Ken May 7, 2013 at 10:17 pm

Shoot me, I’m just a collector………

jim May 8, 2013 at 1:07 am

Sorry, but being on a fixed income I don’t get inflation adjustments so if the price goes up it’s more money out of my pocket percentage wise and less for me to spend on the other things that make my life worth living.

Boz May 8, 2013 at 10:19 am

You can see there are another quarter million former collectors who also have the same fixed income issues, and have dropped out of the market. This doesn’t speak well for the future of coin collecting.

RonnieBGood May 8, 2013 at 10:25 am

Hi Jim, If you receive fixed income from Social Security you do get an inflation adjustment (for years there is calculated inflation). SS recipients received a 1.7% SS increase in January this year (myself included). Even so this is arguably not real inflation as several important items such as auto gas are not included in the inflation adjustment calculation.

It is a difficult paradigm for the US Mint. Coins minted in Silver and Gold has a much greater collectability factor. But the cost of owning coins minted in Silver and Gold have become out of the reach of older Americans on fixed incomes and younger Americans with a limited disposable income for themselves and/or their young families.

Arguments can be made for the Circulating State and ATB quarter series and the presidential series available at banks but these have no precious metals value and collectors will soon lose interest. How many kids/grandkids lost interest in filling their State quarter series books before the series ended?

The hobby is at risk of losing both new and old generations by being priced beyond the average American’s reach. The greatest risk being the loss of new generations to the hobby.

jim May 9, 2013 at 9:50 am

RBG – you’re right. New coins in my collection tend to be mostly silver these days. Now I look at a coin’s rarity or uniqueness to other similar coins (for example the two-coin silver eagle set available today) before buying. Commemoratives are another area for uniqueness (can’t wait to see the final designs for the Baseball and US Marshal commemoratives) or historical markers like the last Canadian proof and uncirculated sets to contain a penny. Because these kinds of coins tend to show up only once or twice a year budgeting the money for them is a lot easier. And I’m already putting a little aside each year, getting ready for the eagle 30th and buffalo 10th anniversaries in 2016. I think they will contain something special.
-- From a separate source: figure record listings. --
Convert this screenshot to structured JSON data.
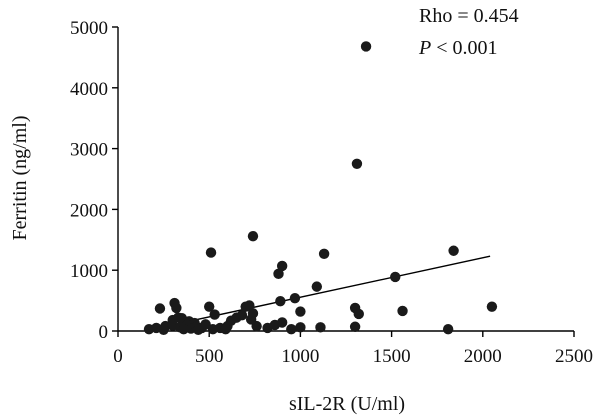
{
  "chart_data": {
    "type": "scatter",
    "xlabel": "sIL-2R (U/ml)",
    "ylabel": "Ferritin (ng/ml)",
    "xlim": [
      0,
      2500
    ],
    "ylim": [
      0,
      5000
    ],
    "x_ticks": [
      0,
      500,
      1000,
      1500,
      2000,
      2500
    ],
    "y_ticks": [
      0,
      1000,
      2000,
      3000,
      4000,
      5000
    ],
    "x_tick_labels": [
      "0",
      "500",
      "1000",
      "1500",
      "2000",
      "2500"
    ],
    "y_tick_labels": [
      "0",
      "1000",
      "2000",
      "3000",
      "4000",
      "5000"
    ],
    "grid": false,
    "annotations": {
      "rho": "Rho = 0.454",
      "p_italic": "P",
      "p_rest": " < 0.001"
    },
    "trendline": {
      "x": [
        150,
        2040
      ],
      "y": [
        5,
        1230
      ]
    },
    "series": [
      {
        "points": [
          [
            1360,
            4680
          ],
          [
            1310,
            2750
          ],
          [
            1840,
            1320
          ],
          [
            740,
            1560
          ],
          [
            510,
            1290
          ],
          [
            1130,
            1270
          ],
          [
            900,
            1070
          ],
          [
            880,
            940
          ],
          [
            1520,
            890
          ],
          [
            1090,
            730
          ],
          [
            970,
            540
          ],
          [
            890,
            490
          ],
          [
            2050,
            400
          ],
          [
            1300,
            380
          ],
          [
            1560,
            330
          ],
          [
            1320,
            280
          ],
          [
            1000,
            320
          ],
          [
            230,
            370
          ],
          [
            310,
            460
          ],
          [
            320,
            380
          ],
          [
            330,
            220
          ],
          [
            300,
            180
          ],
          [
            350,
            210
          ],
          [
            390,
            160
          ],
          [
            420,
            130
          ],
          [
            380,
            100
          ],
          [
            170,
            30
          ],
          [
            210,
            50
          ],
          [
            260,
            80
          ],
          [
            300,
            90
          ],
          [
            340,
            60
          ],
          [
            400,
            40
          ],
          [
            430,
            70
          ],
          [
            460,
            50
          ],
          [
            480,
            110
          ],
          [
            500,
            400
          ],
          [
            520,
            30
          ],
          [
            530,
            270
          ],
          [
            560,
            50
          ],
          [
            600,
            80
          ],
          [
            620,
            170
          ],
          [
            650,
            220
          ],
          [
            680,
            260
          ],
          [
            700,
            400
          ],
          [
            720,
            420
          ],
          [
            740,
            290
          ],
          [
            760,
            80
          ],
          [
            820,
            50
          ],
          [
            860,
            100
          ],
          [
            900,
            140
          ],
          [
            950,
            30
          ],
          [
            1000,
            60
          ],
          [
            1110,
            60
          ],
          [
            1300,
            70
          ],
          [
            1810,
            30
          ],
          [
            360,
            30
          ],
          [
            440,
            20
          ],
          [
            590,
            30
          ],
          [
            730,
            190
          ],
          [
            250,
            20
          ]
        ]
      }
    ]
  }
}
Griffin May 9, 2013 at 12:09 pm

I just did some quick math based on the cart above. The mint raises its premium a set percentage over the spot melting price, right? Well they need to change their policy because they are loosing sales and money. When the sale price was 44.95 at a premium of 27.49 over spot, they sold 774,874 units which = $34,830,586.30. Now when they sold them for 67.95 at 31.31 over spot they sold 395,443 units which = $26,870,351.85. If they had kept the premium at say 27.49 over spot they may have sold the same number of units and still profited over 34 million dollars. Instead they made $7,960,234.45 less. What kind of business strategy are they using over there???
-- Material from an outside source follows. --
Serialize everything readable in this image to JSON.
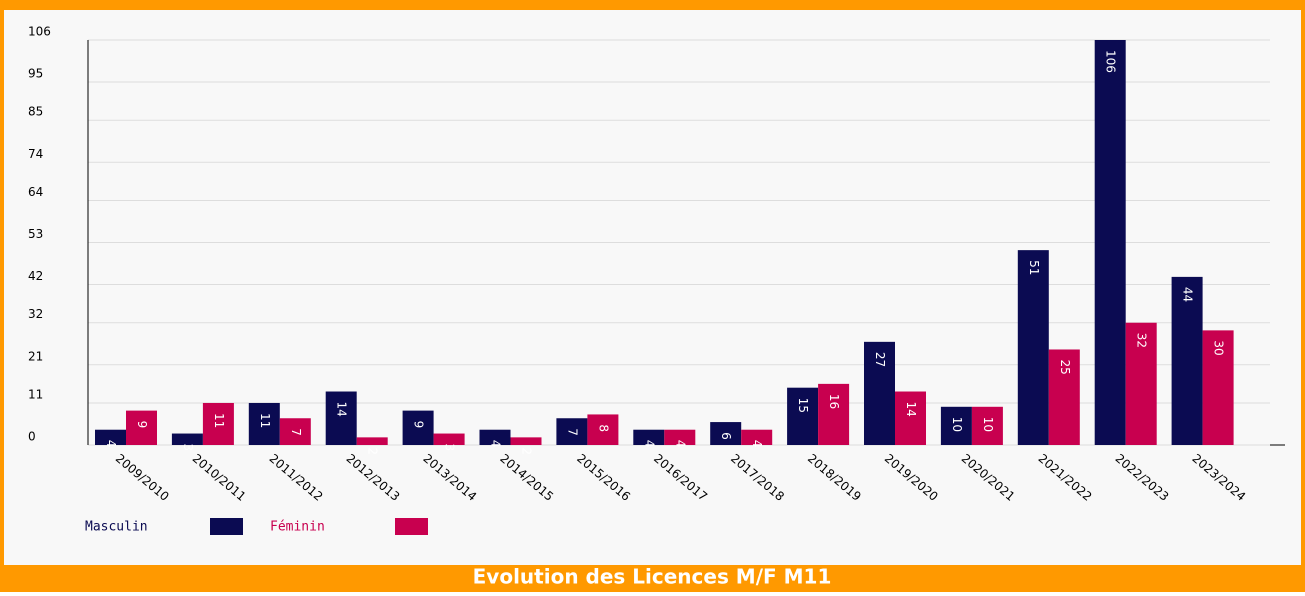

mike May 9, 2013 at 1:39 pm

2013 SILVER EAGLE WEST POINT SET —– US Mint web site crashes, phones backed up, orders now shipping late July. Wow they must only be minting 100,000 of these sets. Better get them while you can before they pull the plug!

jim May 9, 2013 at 4:29 pm

Griffin – answer to your first question – not for silver products. They follow the pricing guide for gold and platinum coins but there’s no published pricing guide for silver coins. How they price silver products is apparently a closely kept secret. Probably why they have to shut down sales so they can have a meeting to discuss what the new prices should be. Inefficient if you ask me, but then what else do the deputy director and his immediate minions have to do anyway?